Because I saw on the tape and it's clear to me having observed him close that he understood the questions being asked, that he was intelligent and clever in the way he answered them. And I'll go into that in minute.

The man I saw on tape was the same man I saw in testimony here and he was without question understanding of what was going on and in a state of mind evidencing knowingness and voluntariness.

Because in comparing his testimony at the beginning of the statement to the end of the statement and his testimony here in court, I found then to be virtually the same and consistent with, as he said, a man who is pretty shook up, perhaps nervous because he is in a police station for the first time, but not in any way evidencing a man who does not have will, intelligence, coherence, understanding, or is in any way being overborn or manipulated.

The court thus found that the State had satisfied its burden of showing, beyond a reasonable doubt, that defendant made a voluntary, knowing, and intelligent decision to waive his rights under Miranda after being informed of those by the interrogating officer. State v. Yohnnson, 204 N.J. 43, 59 (2010).

Defendant now appeals, raising the following argument:


THE STATE FAILED TO PROVE THE DEFENDANT MADE A KNOWING VOLUNTARY WAIVER OF HIS MIRANDA RIGHTS In reviewing the findings made by a trial court in deciding a motion to suppress, we are bound to uphold those findings that are supported by sufficient credible evidence in the record. State v. Mann, 203 N.J. 328, 336-37 (2010). Here, the record supports the court's findings based on the motion judge's credibility assessment of the three witnesses who testified at the suppression hearing.

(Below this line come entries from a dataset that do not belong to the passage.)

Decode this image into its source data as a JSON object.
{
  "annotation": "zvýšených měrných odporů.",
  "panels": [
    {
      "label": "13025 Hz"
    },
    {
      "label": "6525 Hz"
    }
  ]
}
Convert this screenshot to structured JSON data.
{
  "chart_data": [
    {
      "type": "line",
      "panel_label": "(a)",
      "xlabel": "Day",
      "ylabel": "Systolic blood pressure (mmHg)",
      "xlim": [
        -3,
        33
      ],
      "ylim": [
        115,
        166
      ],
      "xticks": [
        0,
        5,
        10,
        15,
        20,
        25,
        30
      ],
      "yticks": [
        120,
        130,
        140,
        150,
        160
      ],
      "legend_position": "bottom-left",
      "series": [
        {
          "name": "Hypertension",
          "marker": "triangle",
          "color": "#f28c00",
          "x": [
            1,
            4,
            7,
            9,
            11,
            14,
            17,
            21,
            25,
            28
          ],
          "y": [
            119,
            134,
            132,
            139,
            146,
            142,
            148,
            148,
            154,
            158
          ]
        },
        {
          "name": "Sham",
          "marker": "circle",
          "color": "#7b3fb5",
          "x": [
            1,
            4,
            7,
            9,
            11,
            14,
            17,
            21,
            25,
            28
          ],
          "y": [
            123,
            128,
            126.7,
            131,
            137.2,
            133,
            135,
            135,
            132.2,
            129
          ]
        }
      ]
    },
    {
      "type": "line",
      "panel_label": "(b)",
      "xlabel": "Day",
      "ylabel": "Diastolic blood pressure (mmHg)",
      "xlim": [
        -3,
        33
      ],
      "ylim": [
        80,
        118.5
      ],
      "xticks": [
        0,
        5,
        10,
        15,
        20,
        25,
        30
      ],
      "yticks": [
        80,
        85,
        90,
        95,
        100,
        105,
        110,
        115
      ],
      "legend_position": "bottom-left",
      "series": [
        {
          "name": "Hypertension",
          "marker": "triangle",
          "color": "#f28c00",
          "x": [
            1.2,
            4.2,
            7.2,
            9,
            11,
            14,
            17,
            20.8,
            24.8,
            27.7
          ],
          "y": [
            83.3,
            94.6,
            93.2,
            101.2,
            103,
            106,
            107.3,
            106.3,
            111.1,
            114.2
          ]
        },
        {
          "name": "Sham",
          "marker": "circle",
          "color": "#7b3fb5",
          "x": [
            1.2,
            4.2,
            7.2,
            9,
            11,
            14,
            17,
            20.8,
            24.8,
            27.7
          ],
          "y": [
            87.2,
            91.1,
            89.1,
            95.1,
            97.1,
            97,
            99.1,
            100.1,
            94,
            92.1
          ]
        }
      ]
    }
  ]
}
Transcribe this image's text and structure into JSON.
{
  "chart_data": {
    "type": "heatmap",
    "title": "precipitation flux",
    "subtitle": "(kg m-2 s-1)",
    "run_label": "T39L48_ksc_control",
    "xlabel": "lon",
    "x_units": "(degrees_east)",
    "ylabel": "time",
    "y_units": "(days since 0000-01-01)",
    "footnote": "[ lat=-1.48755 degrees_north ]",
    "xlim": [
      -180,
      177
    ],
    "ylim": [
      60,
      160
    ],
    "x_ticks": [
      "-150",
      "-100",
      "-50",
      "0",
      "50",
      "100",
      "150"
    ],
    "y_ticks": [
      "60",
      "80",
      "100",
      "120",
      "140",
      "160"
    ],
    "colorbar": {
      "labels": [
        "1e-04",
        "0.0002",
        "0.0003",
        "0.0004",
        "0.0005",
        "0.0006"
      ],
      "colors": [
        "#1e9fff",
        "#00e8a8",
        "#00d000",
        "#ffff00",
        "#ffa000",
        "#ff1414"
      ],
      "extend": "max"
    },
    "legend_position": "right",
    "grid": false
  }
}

Clearly, the better practice would have been for the interrogating officers to ask defendant, forthrightly, whether he wants to waive his right to remain silent and answer questions without first consulting with an attorney. That being said, under the totality of the circumstances, the record here supports the court's finding that defendant's decision to answer questions after being apprised of his rights, is indicative of an implied waiver. There is no evidence that the officers who interacted with defendant coerced, intimated, or otherwise used any tactic that undermined defendant's right to make an informed, intelligent, and voluntary decision to waive his rights under Miranda.